Ghent, Belgium: Castles and Waffles

There differences between Ghent and Brussels, the previous city, were considerable. There were no sirens or flashing lights every 30 minutes from an emergency vehicle speeding by, nor uniformed policemen or armed anti-terror military units. The city of Ghent was sleepy with small pockets of enthusiasm in its most visited squares and the nearby college campus. It was easy to slowly walk through the streets and just awe at the surrounding buildings at every turn.

The town held a distinct medieval feel. Towers Spires from several churches and the town hall dotted the skyline. Life seemed to be much slower in this city. One evening around 8:30PM we walked through the heart of the city and most of the restaurants and vendors were closed or in the process. This baffled us, considering most restaurants we had looked up did not even open until 6PM and were open only 2 hours for lunch. One older man took up shop at a specialty cart holding an array of cone shaped, vibrant colored candies with a white dusting on them. He explained to me it is a Ghent specialty, called a Cuberdon. We bought a small variety and bit in. The best description is that of a jelly bean, with its chewy, sugary gelatinous exterior. Inside, a juice filling changed the flavor, similar to a gusher for all you 90s kids. We took turns trying different pieces from Lemon, Sasparilla (my new favorite flavor in candy), raspberry, etc.

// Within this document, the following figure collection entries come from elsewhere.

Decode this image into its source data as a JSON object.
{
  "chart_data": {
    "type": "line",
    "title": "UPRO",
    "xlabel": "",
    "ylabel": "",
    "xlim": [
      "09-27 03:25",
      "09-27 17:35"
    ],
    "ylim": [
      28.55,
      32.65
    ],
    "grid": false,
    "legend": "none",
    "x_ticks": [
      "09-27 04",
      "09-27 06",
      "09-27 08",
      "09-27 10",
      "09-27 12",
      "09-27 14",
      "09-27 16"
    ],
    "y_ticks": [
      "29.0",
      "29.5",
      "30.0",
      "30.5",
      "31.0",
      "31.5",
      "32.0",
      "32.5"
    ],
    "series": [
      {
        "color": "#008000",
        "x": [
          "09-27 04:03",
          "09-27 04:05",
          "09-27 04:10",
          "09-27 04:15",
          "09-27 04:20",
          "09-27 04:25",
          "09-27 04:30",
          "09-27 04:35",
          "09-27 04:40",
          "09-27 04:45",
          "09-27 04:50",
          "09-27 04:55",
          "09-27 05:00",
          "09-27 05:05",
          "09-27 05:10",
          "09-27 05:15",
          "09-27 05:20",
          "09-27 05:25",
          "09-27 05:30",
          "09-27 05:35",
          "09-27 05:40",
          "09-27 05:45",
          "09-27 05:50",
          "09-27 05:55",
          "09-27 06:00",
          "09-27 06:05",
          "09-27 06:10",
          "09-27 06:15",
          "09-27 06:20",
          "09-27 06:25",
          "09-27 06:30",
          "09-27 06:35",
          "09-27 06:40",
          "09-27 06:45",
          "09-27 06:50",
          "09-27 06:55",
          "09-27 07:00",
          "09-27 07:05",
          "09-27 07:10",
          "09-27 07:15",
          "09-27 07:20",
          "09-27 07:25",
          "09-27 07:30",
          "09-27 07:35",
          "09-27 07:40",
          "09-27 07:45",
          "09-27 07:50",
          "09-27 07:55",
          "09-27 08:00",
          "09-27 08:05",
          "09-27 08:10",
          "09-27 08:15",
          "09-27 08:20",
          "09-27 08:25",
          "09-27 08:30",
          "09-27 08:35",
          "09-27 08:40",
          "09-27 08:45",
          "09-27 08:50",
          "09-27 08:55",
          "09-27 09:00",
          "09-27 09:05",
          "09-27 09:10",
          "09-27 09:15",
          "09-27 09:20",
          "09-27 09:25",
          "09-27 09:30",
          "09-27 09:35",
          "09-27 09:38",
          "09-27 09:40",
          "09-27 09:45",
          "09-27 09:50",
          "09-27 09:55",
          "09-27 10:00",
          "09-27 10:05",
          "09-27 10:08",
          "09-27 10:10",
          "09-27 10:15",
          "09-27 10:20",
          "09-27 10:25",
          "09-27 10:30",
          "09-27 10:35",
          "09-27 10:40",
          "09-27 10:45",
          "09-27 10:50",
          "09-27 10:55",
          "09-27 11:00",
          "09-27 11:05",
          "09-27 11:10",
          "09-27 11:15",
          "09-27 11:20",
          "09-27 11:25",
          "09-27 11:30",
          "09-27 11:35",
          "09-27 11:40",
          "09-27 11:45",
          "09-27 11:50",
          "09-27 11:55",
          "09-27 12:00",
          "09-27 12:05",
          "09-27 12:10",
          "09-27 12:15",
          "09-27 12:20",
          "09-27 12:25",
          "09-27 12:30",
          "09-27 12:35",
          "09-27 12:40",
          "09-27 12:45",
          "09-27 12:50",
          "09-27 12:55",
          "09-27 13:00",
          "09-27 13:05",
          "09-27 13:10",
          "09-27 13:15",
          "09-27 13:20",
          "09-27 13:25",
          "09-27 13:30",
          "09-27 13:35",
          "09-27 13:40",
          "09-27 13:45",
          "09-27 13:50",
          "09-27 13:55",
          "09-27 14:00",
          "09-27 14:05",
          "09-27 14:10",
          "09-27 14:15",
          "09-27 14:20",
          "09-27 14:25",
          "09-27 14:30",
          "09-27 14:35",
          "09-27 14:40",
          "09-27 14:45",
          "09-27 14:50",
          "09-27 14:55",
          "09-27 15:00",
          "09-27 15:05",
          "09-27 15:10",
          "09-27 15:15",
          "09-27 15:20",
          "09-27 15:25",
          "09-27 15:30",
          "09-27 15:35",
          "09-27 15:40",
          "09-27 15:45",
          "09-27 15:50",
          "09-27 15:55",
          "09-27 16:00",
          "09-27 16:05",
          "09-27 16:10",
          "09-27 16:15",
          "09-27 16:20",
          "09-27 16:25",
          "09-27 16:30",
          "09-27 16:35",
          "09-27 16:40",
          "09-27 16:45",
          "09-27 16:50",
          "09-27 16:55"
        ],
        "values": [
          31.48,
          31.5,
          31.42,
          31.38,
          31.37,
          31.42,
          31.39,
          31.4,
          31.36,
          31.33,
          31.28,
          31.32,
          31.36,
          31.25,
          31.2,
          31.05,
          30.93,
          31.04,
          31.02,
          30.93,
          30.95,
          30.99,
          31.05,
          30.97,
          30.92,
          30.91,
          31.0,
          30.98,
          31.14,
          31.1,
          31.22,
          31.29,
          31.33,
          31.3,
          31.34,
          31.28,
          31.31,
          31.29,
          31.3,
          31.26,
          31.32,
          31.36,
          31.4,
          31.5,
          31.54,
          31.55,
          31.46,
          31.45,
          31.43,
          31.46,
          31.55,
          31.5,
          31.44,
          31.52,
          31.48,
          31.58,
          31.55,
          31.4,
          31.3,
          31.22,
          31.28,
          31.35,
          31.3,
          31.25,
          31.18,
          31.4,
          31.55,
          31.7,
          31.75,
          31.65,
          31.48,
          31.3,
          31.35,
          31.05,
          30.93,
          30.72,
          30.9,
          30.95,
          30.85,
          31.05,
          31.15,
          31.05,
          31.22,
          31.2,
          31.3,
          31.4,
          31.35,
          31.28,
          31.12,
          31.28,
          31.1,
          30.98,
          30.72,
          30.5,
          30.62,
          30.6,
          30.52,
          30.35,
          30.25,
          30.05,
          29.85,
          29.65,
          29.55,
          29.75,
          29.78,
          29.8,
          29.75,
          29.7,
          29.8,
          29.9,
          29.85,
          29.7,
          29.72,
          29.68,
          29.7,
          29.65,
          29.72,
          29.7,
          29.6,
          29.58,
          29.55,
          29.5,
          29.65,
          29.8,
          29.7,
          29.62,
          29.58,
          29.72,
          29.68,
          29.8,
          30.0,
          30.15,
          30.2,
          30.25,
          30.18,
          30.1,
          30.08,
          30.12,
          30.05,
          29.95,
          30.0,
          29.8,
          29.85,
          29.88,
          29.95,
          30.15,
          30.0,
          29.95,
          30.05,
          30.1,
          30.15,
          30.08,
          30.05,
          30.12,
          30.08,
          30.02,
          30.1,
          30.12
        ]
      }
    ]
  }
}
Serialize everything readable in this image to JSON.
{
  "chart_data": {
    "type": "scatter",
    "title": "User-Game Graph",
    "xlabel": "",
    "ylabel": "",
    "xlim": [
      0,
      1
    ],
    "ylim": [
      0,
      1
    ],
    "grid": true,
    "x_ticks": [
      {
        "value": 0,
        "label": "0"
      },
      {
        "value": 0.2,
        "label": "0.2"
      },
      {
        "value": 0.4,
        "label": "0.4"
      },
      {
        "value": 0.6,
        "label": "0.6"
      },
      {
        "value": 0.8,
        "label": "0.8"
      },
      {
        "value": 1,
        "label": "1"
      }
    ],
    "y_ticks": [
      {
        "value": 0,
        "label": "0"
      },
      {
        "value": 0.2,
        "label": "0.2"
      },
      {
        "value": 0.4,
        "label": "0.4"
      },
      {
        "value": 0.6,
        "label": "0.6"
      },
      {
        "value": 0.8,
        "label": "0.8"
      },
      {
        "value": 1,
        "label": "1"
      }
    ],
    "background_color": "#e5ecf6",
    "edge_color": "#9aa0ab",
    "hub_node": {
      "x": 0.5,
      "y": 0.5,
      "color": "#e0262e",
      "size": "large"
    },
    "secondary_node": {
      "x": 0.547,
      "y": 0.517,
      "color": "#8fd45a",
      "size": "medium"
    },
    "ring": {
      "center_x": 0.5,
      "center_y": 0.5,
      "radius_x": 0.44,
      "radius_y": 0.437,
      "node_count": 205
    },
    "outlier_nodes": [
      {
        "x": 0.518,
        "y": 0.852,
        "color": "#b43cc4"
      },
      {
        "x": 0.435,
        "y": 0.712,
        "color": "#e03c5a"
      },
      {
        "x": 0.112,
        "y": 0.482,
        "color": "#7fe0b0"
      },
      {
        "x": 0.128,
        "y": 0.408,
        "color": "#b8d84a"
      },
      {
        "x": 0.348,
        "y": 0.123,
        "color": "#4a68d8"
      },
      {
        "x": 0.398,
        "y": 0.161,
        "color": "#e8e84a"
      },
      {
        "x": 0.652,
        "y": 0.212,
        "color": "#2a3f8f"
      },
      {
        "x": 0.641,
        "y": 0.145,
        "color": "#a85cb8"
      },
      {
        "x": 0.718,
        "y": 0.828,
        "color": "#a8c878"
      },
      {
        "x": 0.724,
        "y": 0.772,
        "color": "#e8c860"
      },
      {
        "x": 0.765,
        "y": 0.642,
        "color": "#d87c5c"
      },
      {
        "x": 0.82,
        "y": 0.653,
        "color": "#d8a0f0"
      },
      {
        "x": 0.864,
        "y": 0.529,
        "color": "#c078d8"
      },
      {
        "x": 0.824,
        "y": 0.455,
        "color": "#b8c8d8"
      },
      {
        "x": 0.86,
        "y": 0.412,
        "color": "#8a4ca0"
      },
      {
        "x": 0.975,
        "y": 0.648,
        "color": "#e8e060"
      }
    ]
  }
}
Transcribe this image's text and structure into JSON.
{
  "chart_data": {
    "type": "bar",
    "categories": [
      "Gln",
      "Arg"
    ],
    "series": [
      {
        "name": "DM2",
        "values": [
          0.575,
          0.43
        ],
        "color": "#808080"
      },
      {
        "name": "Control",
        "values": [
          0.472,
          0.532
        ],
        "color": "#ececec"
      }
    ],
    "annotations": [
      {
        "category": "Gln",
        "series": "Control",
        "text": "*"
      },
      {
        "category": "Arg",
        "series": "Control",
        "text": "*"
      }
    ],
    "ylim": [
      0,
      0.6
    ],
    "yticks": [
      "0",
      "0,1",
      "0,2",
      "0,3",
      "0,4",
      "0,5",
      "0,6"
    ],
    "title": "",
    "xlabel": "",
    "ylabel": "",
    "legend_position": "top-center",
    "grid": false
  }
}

Our time in Ghent brought some clarification to this ignorant history lover. This region of Belgium was once upon a time very rich and heavily participated in the medieval conquests in the holy land during the crusades, which explained so many medieval structures and cathedrals. Belgium is also sometimes termed the “cock-pit” of Europe, referencing the arena in which roosters fight. It has seen more European battles than any other country. Its strategic proximity to Germany and France made it a frequent casualty in antiquity, but also more recently in the world wars. If only the antagonists had just stopped by to share a Belgian waffle, or more accurately, a Liege waffle, together, all the worlds worries might have been solved.

On a personal note, I ran quite a lot while in Ghent and thoroughly enjoyed it. Out west of the city, there was a forested nature reserve. It took me an 8 mile run to get to its farthest edge and home, but it was worth it. The fields inside were filled with cows of various markings and large horses greeting visitors at fences. Shades of orange, red, and brown leaves swirled across the gravel trails and intertwined with the long grasses on the trail’s edge. This was my favorite time of year and I took full advantage.

Hannah and I participated in an audio tour of the Gravensteen, a 10th century castle in the heart of Ghent. It had to be one of the most unique audio tours we had ever listened to. It was told in a narrative format that was attention grabbing and hilarious. I observed the adults and children alike seemed quite attentive to the guide as they walked around the several stories of the castle. One example was the way in which he described the king and queen’s relationship and how tired the king was from a day of crusading and he should have provided more attention to his wife. It was all done in a sort of facetious, over-the-top accent that made it even more entertaining.

Our Airbnb was close to a nearby park. Our room seemed to have a handful of mosquitos constantly buzzing around. One morning, I woke up with probably more than a dozen bites over my body from them. The place also only had a handful of available dishes, all of which were stored in a dishwasher, where some seemed dirty, while others clean. Thankfully, Airbnb refunded us half the stay and reimbursed for a skin irritant cream. Homestays like this reminded us both that we missed domestic living in our comfortable Houston apartment.